On Mon, 19 Jun 2006 at 10:05am, Cyrille Bollu wrote

> Could someone tell me if there are any possibilities to change the block
> size tar is using when backuping with amanda?
>
> I'm asking this because we have recently bought an IBM ULTRIUM-TD3 LTO3
> drive here and Amanda reports an average write rate of only 17MB/s (when
> the maximum speed should be 40 MB/s uncompressed). Which most probably
> means that the drive is shoe-shinning...

Actually, native speed of LTO3 is 80MB/s, but it can throttle back to 1/2
that without shoeshining.  So 40MB/s is the slowest you want to see.
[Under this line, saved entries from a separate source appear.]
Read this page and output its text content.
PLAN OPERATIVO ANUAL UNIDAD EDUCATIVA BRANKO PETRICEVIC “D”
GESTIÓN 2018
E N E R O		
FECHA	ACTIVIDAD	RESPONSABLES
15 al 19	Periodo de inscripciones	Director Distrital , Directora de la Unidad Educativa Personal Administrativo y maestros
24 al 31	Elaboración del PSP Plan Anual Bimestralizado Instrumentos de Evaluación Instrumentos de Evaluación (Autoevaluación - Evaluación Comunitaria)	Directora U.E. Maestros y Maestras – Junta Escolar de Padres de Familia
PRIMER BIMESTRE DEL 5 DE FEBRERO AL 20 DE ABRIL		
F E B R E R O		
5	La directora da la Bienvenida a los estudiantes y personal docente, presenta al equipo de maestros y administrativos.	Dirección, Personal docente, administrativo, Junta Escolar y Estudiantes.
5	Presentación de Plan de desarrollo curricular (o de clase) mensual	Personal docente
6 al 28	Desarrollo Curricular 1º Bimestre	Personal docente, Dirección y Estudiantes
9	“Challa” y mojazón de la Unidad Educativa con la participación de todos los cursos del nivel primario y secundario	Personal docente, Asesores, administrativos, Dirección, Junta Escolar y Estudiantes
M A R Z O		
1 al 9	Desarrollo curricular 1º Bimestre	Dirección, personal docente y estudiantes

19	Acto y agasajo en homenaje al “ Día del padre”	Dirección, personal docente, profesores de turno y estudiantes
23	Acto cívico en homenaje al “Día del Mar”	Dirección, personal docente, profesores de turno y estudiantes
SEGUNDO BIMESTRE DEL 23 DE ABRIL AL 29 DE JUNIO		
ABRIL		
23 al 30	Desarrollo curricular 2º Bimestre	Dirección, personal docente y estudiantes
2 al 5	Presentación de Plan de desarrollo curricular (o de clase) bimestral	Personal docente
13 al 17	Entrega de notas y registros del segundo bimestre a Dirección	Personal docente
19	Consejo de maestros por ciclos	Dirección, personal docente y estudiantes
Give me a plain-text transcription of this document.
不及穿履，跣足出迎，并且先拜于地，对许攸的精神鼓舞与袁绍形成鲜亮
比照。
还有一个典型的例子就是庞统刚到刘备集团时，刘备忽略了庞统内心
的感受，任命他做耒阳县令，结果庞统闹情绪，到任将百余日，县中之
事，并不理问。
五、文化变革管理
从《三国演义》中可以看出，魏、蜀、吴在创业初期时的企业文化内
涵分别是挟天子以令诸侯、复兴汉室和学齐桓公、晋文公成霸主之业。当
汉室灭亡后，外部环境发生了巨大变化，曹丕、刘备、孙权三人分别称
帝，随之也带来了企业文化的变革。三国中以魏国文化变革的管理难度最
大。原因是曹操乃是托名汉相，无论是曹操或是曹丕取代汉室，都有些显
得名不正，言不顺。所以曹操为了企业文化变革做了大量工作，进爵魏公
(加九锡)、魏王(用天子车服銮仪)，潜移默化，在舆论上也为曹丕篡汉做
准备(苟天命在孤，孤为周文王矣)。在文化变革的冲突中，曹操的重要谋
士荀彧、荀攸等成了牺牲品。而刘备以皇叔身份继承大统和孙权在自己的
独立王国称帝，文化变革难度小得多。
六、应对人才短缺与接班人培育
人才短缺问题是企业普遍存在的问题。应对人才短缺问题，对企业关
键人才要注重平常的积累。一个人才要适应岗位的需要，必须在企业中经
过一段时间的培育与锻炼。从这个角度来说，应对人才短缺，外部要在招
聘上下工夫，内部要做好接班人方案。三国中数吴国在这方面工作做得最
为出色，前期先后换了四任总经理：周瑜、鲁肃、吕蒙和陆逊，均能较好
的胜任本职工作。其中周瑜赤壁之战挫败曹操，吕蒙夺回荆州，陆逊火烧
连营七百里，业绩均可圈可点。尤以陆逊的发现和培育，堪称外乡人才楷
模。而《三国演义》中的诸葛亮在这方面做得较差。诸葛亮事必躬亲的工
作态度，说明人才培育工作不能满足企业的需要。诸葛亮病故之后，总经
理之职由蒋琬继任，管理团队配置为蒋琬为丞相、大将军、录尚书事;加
> I think, tar's default block size of 10k is the most limiting factor since
> the constructor recommends a block size of 64kb and tests with "dd"
> reported a transfer speed of 33MB/s with bs=64k and only reports a 25MB/s
> with bs=10k.

Amanda doesn't 'tar' directly to tape, so it's not tar's blocksize you
need to change.  Amanda does its writing to tape with a default blocksize
of 32KiB.  To change that, you'll need to recompile amanda and specify the
--with-maxtapeblocksize option to configure.  With my LTO3 drive, I
compile amanda with --with-maxtapeblocksize=2048.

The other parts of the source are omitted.